According to Pacific Wild, over 160 First Nations, along with ” 31 municipal governments, 2 regional districts, the Union of B.C. Municipalities, 6 unions and over 250,000 individual public actions have openly expressed opposition to the Enbridge Northern Gateway Pipeline Project.”
Yesterday’s Vancouver Sun reported, “Gateway Fails Yet Again to Sell Its Pipeline to British Columbians“:
For better or worse, people here have never been overly concerned about getting Alberta bitumen to their coast.
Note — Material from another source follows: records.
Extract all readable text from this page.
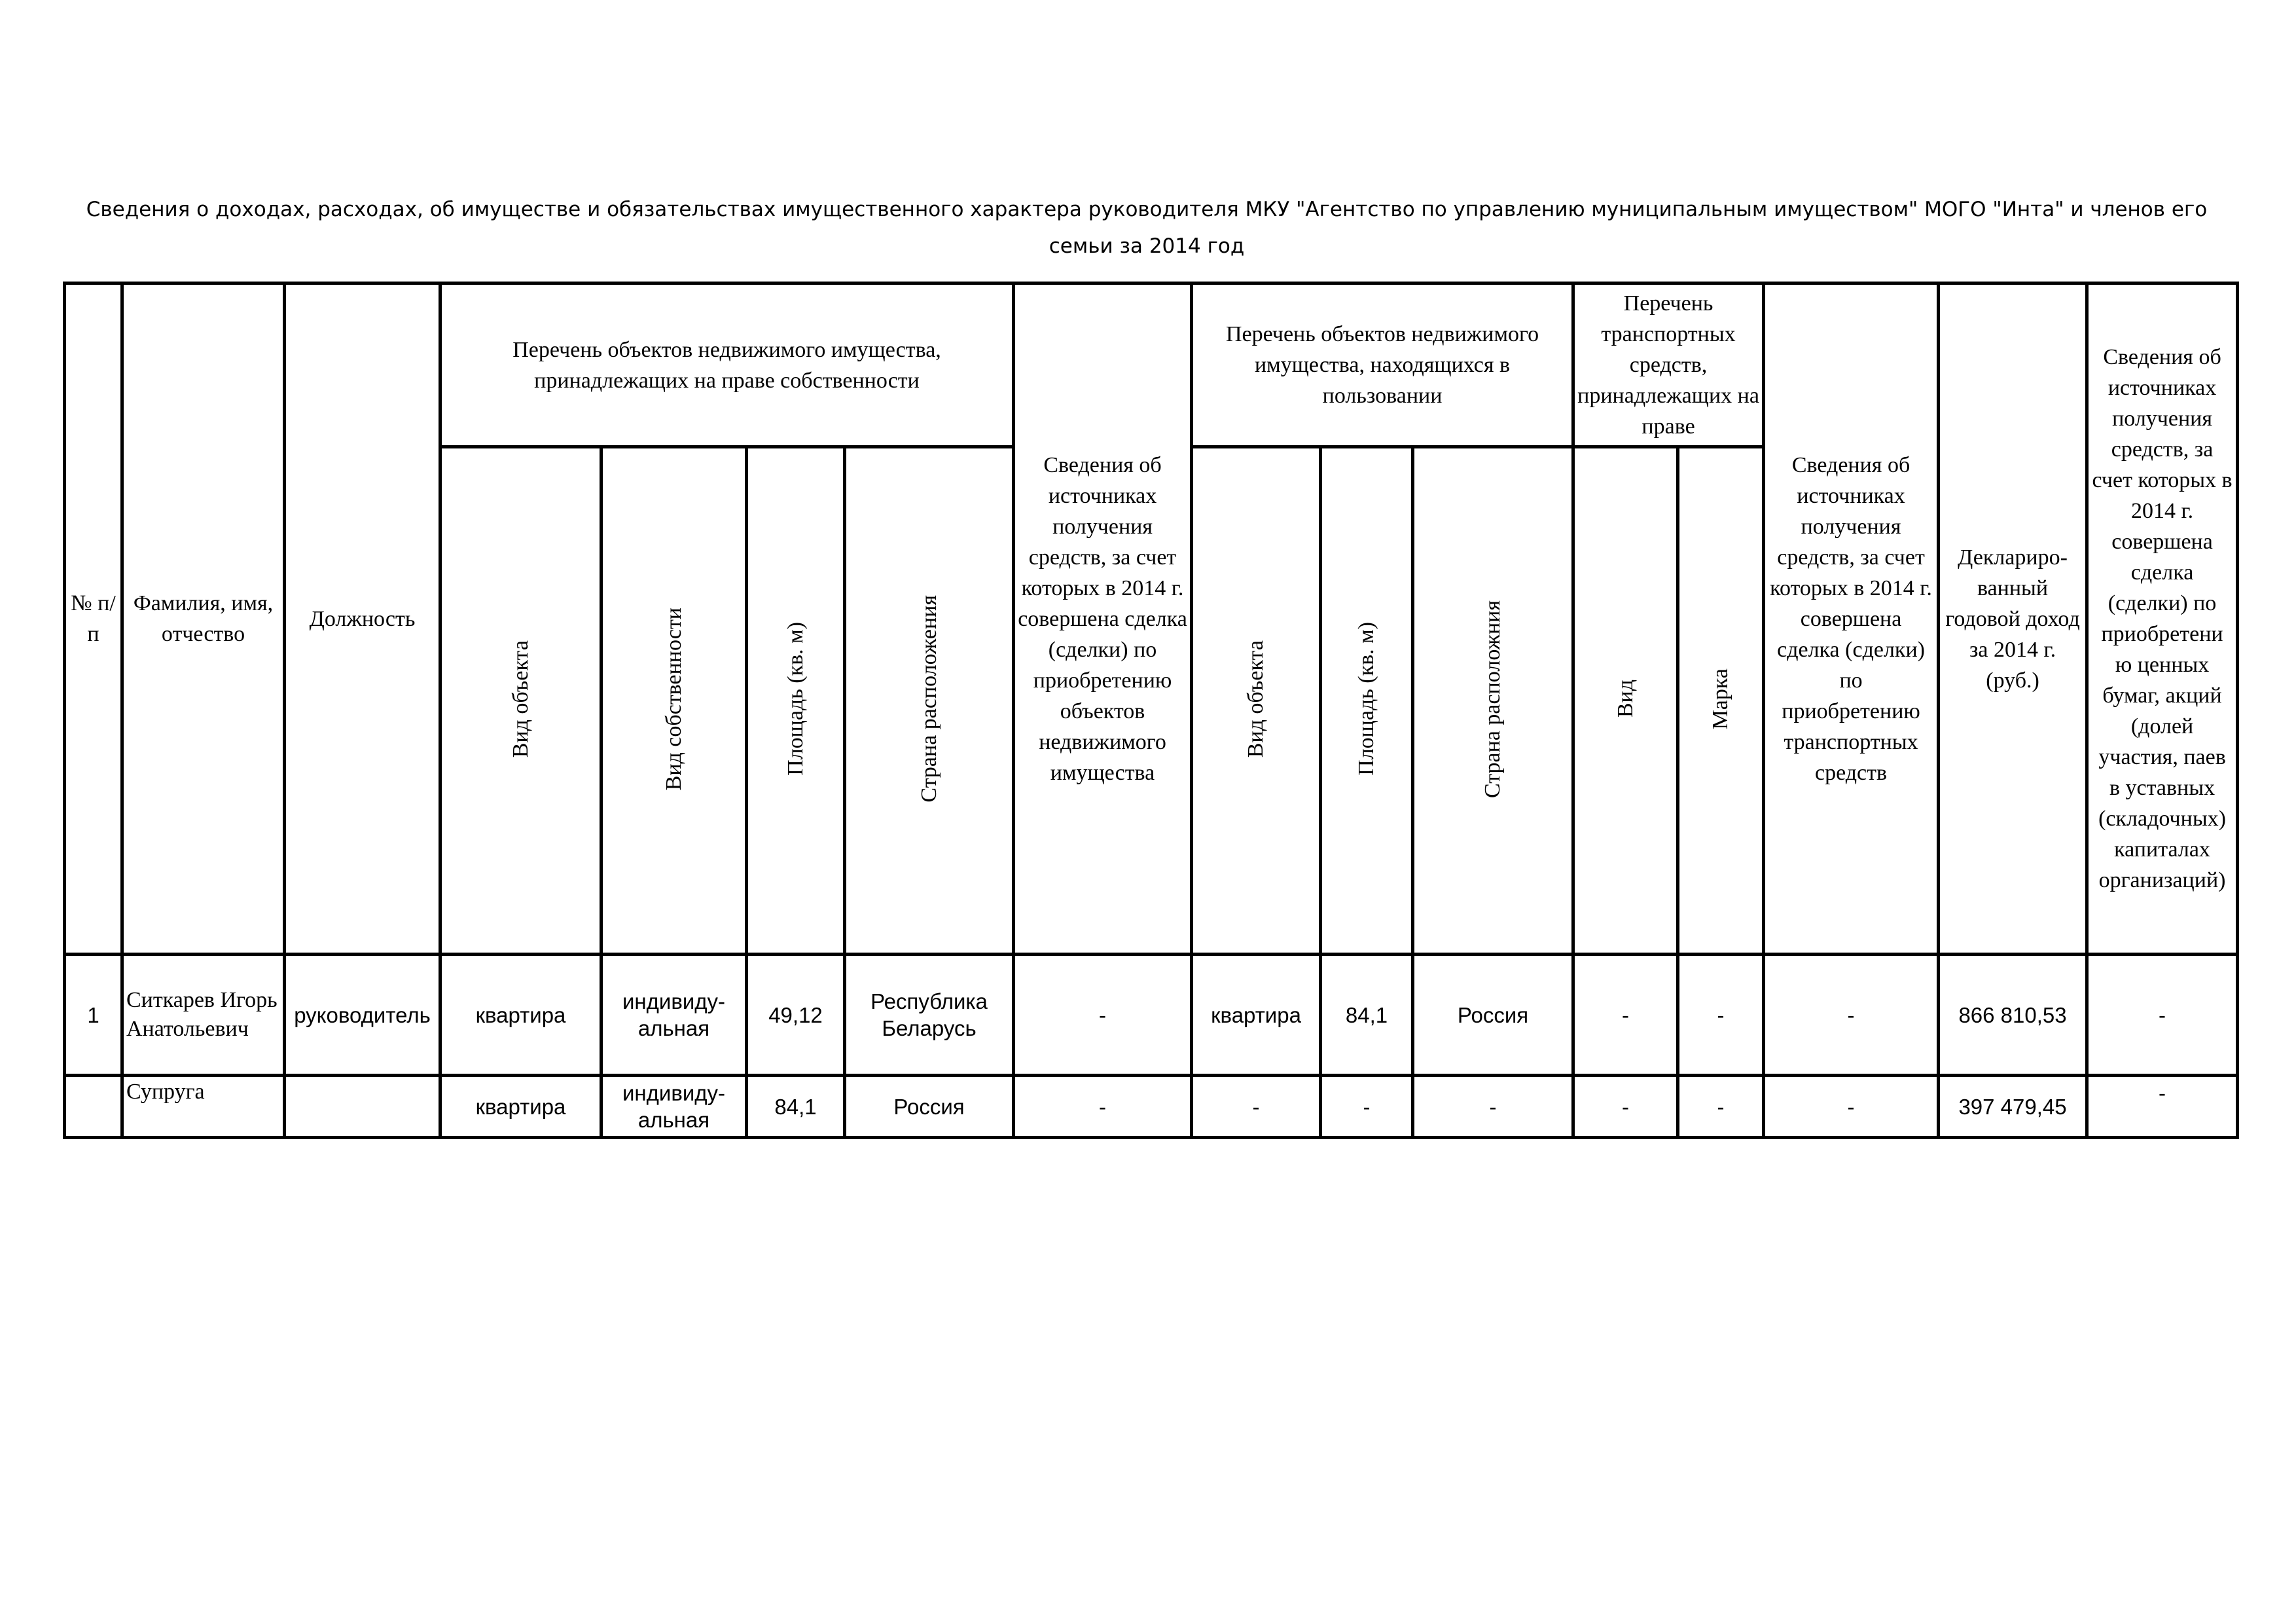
Сведения о доходах, расходах, об имуществе и обязательствах имущественного характера руководителя МКУ "Агентство по управлению муниципальным имуществом" МОГО "Инта" и членов его семьи за 2014 год
№ п/п	Фамилия, имя, отчество	Должность	Перечень объектов недвижимого имущества, принадлежащих на праве собственности				Сведения об источниках получения средств, за счет которых в 2014 г. совершена сделка (сделки) по приобретению объектов недвижимого имущества	Перечень объектов недвижимого имущества, находящихся в пользовании			Перечень транспортных средств, принадлежащих на праве		Сведения об источниках получения средств, за счет которых в 2014 г. совершена сделка (сделки) по приобретению транспортных средств	Деклариро-ванный годовой доход за 2014 г. (руб.)	Сведения об источниках получения средств, за счет которых в 2014 г. совершена сделка (сделки) по приобретени ю ценных бумаг, акций (долей участия, паев в уставных (складочных) капиталах организаций)
			Вид объекта	Вид собственности	Площадь (кв. м)	Страна расположения		Вид объекта	Площадь (кв. м)	Страна расположния	Вид	Марка			
1	Ситкарев Игорь Анатольевич	руководитель	квартира	индивиду-альная	49,12	Республика Беларусь	-	квартира	84,1	Россия	-	-	-	866 810,53	-
	Супруга		квартира	индивиду-альная	84,1	Россия	-	-	-	-	-	-	-	397 479,45	-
Or about securing export markets for the oil.
They’ve been unswayed by promises of 3,000 B.C. construction jobs, 560 long-term jobs and $1.2 billion in tax revenue for the province over 30 years.
What they do fret about is pipeline safety and the company’s liability for any spills.
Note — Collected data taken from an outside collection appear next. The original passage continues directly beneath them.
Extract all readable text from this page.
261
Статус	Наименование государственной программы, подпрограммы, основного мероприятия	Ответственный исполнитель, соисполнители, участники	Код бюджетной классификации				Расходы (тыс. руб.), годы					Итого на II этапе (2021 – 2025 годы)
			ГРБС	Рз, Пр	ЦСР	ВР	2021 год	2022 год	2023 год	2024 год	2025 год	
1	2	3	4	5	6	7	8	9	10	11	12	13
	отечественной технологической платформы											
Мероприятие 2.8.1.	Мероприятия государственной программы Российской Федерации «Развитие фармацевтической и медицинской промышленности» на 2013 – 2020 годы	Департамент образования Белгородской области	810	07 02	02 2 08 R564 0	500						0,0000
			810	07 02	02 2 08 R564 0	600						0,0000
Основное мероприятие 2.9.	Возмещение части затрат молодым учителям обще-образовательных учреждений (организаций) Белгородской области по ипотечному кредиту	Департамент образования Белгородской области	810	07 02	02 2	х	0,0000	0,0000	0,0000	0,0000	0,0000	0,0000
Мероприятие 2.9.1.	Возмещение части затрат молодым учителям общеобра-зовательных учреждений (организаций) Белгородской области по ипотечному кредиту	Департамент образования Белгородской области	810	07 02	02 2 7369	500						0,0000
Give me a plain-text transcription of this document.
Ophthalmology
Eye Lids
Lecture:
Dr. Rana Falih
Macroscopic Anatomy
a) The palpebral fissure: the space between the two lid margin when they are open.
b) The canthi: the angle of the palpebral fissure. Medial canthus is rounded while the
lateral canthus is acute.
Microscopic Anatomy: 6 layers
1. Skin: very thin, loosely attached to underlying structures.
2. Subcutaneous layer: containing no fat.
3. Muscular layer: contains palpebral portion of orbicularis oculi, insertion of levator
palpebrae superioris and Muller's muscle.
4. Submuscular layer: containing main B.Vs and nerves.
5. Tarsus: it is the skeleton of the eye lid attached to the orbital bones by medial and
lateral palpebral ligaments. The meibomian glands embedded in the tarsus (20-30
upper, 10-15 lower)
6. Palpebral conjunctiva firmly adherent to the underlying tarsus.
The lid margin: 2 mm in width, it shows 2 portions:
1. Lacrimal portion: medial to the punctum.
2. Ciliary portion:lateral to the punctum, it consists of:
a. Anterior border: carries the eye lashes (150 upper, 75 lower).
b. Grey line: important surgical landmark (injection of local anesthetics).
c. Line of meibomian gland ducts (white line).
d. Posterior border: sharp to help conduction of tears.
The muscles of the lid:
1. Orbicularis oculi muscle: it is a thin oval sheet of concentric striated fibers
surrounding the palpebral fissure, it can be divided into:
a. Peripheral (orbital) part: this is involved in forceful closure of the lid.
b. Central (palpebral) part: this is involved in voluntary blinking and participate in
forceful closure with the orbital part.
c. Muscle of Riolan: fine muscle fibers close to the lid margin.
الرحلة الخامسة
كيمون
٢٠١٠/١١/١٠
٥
They’ve been vexed at the prospect of oil tanker operations out of Kitimat, which is slightly inland from the coast, and wonder how an impasse with B.C.’s aboriginal people will be resolved.
Enbridge needed to focus specifically on those issues because, ultimately, it’s British Columbians who will decide Northern Gateway’s future.
The Harper government, of course, will be free to endorse the project even if the review panel turns thumbs down.
But it’s unlikely the Conservatives would ignore public opinion in a province where they hold so many seats, especially when federal New Democrats and Liberals oppose Gateway.
Read full story here.
Defenders of the Spirit Bear Coast of British Columbia and the hundreds of pristine waterways — 726 in all — the Enbridge Northern Gateway Pipeline would cross if allowed — have used emailed comments, citizen testimony, public protest, scientific and technical testimony, and more to win this major victory. In another story this June coming out of Canada, Green Party leader David Coon publicly defended shale gas protesters using another tactic — nonviolent civil disobedience — for its storied history:
“It’s what led to the end of the ravage of the old growth forests in British Columbia in the Canadian context. It helped end the incredible segregation that once existed in the United States and drove the British out of India and so on.”
Energy and Mines Minister Craig Leonard also said this week people are free to protest as long as it’s peaceful.
The RCMP arrested three people on Wednesday at an anti-shale gas protest on Route 126.